Binghamton University’s new guidelines for fraternity recruitment will work to make recruitment for Greek organizations more similar, but may impose unnecessary regulations.

The InterFraternity Council (IFC) and the Office of Fraternity and Sorority Life are working together to propose guidelines for formal recruitment this coming spring semester. It appears to be a collaborative effort between the administration and fraternity leaders, and as such, it has notable support so far. It is unclear what the exact reason for these guidelines is. Pushing fraternities to hold events on campus could result in larger oversight, but if that was the goal, then it seems like they would impose stern rules — not simply guidelines.

There appear to be very few, if any, rules currently instated for fraternity recruitment, and the rules concerning recruitment are different for fraternities and their female equivalents: sororities. Sororities have strict guidelines for recruitment, and if they do not follow these rules, they can be fined. It is also worth mentioning that the regulations in question are extremely complicated and unclear. Though we acknowledge that many of these rules come from the Panhellenic Council and national organizations, and thus the University may not have control over them, the rules that come from the University should be the same for both fraternities and sororities.

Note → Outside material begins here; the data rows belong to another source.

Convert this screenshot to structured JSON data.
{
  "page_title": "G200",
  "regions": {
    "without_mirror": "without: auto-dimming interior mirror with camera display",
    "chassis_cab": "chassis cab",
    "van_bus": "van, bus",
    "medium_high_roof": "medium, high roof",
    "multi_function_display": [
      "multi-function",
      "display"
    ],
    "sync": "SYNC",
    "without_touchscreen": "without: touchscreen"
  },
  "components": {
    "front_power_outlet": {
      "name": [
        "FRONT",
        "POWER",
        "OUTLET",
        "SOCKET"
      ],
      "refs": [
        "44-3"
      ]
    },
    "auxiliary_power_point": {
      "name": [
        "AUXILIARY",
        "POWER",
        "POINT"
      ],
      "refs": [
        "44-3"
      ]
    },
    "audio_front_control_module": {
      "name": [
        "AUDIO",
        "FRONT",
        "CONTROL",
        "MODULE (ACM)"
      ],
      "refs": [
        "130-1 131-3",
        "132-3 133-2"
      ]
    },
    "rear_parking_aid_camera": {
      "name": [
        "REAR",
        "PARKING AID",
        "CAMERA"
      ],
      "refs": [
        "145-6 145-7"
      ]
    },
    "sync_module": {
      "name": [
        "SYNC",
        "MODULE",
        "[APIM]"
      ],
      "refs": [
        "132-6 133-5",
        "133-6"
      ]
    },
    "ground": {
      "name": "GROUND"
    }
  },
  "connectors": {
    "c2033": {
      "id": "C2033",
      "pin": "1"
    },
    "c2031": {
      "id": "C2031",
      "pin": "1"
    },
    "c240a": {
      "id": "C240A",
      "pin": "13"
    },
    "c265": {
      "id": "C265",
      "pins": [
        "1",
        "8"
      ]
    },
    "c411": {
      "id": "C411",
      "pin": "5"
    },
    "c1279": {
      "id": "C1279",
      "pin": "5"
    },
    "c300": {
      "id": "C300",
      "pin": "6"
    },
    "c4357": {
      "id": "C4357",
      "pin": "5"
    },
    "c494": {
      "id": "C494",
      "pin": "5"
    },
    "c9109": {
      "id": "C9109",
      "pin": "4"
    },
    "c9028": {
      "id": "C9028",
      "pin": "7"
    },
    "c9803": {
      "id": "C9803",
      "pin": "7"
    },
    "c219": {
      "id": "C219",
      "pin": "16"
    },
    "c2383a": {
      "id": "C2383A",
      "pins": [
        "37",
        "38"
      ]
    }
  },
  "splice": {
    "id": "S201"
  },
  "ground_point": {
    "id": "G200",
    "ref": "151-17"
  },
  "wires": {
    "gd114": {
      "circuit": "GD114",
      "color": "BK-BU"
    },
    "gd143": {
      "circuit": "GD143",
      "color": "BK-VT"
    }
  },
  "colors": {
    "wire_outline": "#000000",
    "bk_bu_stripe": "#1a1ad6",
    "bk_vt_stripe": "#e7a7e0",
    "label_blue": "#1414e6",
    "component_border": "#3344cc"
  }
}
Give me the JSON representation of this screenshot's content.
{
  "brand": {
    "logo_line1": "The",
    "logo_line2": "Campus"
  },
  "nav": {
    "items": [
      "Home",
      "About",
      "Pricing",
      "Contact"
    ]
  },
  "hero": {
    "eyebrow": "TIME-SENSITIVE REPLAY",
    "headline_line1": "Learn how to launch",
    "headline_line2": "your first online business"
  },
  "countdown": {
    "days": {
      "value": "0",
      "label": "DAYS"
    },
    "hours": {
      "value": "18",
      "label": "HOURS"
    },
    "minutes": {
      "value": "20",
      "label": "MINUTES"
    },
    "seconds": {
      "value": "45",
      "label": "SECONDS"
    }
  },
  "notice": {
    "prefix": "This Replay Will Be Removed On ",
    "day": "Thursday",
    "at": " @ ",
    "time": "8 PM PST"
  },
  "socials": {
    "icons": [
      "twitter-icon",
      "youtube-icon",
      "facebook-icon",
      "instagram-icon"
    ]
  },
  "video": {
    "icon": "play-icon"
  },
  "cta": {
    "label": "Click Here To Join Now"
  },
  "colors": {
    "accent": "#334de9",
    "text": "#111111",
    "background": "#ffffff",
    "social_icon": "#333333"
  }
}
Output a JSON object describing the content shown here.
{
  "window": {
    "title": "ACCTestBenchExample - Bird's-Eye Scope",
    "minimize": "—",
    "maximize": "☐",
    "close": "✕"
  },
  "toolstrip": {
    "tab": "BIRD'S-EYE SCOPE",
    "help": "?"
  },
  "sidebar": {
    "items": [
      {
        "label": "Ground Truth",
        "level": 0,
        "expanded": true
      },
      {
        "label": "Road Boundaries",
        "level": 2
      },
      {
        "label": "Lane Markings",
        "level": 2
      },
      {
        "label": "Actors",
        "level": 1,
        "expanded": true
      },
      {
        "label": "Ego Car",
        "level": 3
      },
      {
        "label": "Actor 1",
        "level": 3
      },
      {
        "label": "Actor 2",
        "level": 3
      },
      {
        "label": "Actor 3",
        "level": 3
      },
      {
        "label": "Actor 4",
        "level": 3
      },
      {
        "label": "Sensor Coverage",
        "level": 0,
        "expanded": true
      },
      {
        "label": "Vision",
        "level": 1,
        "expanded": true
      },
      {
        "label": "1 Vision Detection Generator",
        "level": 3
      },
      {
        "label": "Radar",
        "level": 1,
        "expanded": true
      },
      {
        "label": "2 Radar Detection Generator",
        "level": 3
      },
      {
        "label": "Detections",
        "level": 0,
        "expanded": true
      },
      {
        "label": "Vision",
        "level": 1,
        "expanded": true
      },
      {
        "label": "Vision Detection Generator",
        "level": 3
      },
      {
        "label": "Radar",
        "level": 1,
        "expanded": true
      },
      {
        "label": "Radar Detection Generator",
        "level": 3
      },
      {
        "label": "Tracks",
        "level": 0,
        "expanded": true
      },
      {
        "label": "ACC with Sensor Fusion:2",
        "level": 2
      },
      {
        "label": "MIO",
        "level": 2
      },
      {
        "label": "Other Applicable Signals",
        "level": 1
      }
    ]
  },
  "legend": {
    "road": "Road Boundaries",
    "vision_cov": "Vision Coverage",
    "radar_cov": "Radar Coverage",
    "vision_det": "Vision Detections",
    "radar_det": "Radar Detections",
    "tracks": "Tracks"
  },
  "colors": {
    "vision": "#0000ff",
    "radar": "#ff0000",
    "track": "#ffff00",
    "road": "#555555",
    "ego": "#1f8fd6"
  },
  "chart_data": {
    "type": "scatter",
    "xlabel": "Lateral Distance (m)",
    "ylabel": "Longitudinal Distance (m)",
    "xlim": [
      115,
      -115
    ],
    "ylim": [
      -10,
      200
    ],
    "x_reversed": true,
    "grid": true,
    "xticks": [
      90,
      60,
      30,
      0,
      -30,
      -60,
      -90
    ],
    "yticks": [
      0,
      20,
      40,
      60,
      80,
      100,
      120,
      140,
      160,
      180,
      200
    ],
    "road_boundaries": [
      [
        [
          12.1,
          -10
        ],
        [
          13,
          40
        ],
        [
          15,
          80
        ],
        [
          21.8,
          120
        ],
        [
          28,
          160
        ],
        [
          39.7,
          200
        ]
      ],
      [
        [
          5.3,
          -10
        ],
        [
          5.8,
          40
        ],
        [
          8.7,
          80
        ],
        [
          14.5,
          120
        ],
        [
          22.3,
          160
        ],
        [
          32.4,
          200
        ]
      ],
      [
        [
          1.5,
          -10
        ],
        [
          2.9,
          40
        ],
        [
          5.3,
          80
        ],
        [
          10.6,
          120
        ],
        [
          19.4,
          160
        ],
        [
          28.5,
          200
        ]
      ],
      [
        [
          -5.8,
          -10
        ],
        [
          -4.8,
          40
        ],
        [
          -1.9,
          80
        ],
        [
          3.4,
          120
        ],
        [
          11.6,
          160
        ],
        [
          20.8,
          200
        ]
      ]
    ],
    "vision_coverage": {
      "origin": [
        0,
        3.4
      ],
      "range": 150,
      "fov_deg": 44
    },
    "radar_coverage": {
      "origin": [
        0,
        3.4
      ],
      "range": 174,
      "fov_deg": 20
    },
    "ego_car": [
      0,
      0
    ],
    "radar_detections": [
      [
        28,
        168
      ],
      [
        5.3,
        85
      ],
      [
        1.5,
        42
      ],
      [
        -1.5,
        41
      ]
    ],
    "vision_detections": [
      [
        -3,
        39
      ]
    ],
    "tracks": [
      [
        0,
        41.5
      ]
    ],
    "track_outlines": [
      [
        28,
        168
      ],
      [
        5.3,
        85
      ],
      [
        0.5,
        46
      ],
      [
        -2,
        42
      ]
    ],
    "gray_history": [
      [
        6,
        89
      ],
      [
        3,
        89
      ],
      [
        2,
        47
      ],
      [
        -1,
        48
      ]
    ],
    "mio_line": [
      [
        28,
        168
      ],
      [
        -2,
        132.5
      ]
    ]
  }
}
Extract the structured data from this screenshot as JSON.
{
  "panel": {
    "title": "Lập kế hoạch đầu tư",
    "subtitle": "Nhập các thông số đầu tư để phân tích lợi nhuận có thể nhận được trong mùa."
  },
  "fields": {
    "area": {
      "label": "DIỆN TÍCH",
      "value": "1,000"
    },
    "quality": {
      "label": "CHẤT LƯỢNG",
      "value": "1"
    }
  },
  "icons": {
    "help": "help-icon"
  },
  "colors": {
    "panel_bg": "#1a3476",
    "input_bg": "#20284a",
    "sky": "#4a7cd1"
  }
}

This isn’t to say that the rules imposed on fraternities should be at the same level as those sororities have to follow. The excessive regulation sororities deal with is unnecessary. No student organization should be fined for not following the smallest particulars of its bylaws.

Noting that, just proposing guidelines won’t bring fraternity recruitment to the same level of sorority recruitment. For one thing, they are only “guidelines,” not hard and fast rules, and therefore don’t hold the same weight. Also, these guidelines can be easily circumvented. Fraternities can simply inform their recruits of unsupervised events that the University does not know about. Increased oversight isn’t necessarily a bad thing — it can make the recruitment process safer for everyone involved — but if the University wishes to extend its reach, then it should aim to do so effectively.

The Editorial Board asserts that the IFC and Office of Fraternity and Sorority Life should find a middle ground. There must be a solution that makes fraternities and sororities more equal, perhaps easing the existing rules on sororities and adding some recruitment rules to fraternities.

It is worth mentioning that this gender gap in the rules is not atypical; SUNY Buffalo mentions formal sorority recruitment on its website, but nothing of the like about fraternities. Other universities, however, run the gamut of regulations — Rollins College in Florida has formal recruitment for fraternities.

It is too early to tell what effect these guidelines will have on fraternities and Greek life as a whole. Though they seem like they could be beneficial in leveling the playing field between sorority and fraternity recruitments and make the recruitment process safer overall, they are still only guidelines and may be easy to circumvent. Only time will tell what the new regulations will bring to Greek life at BU.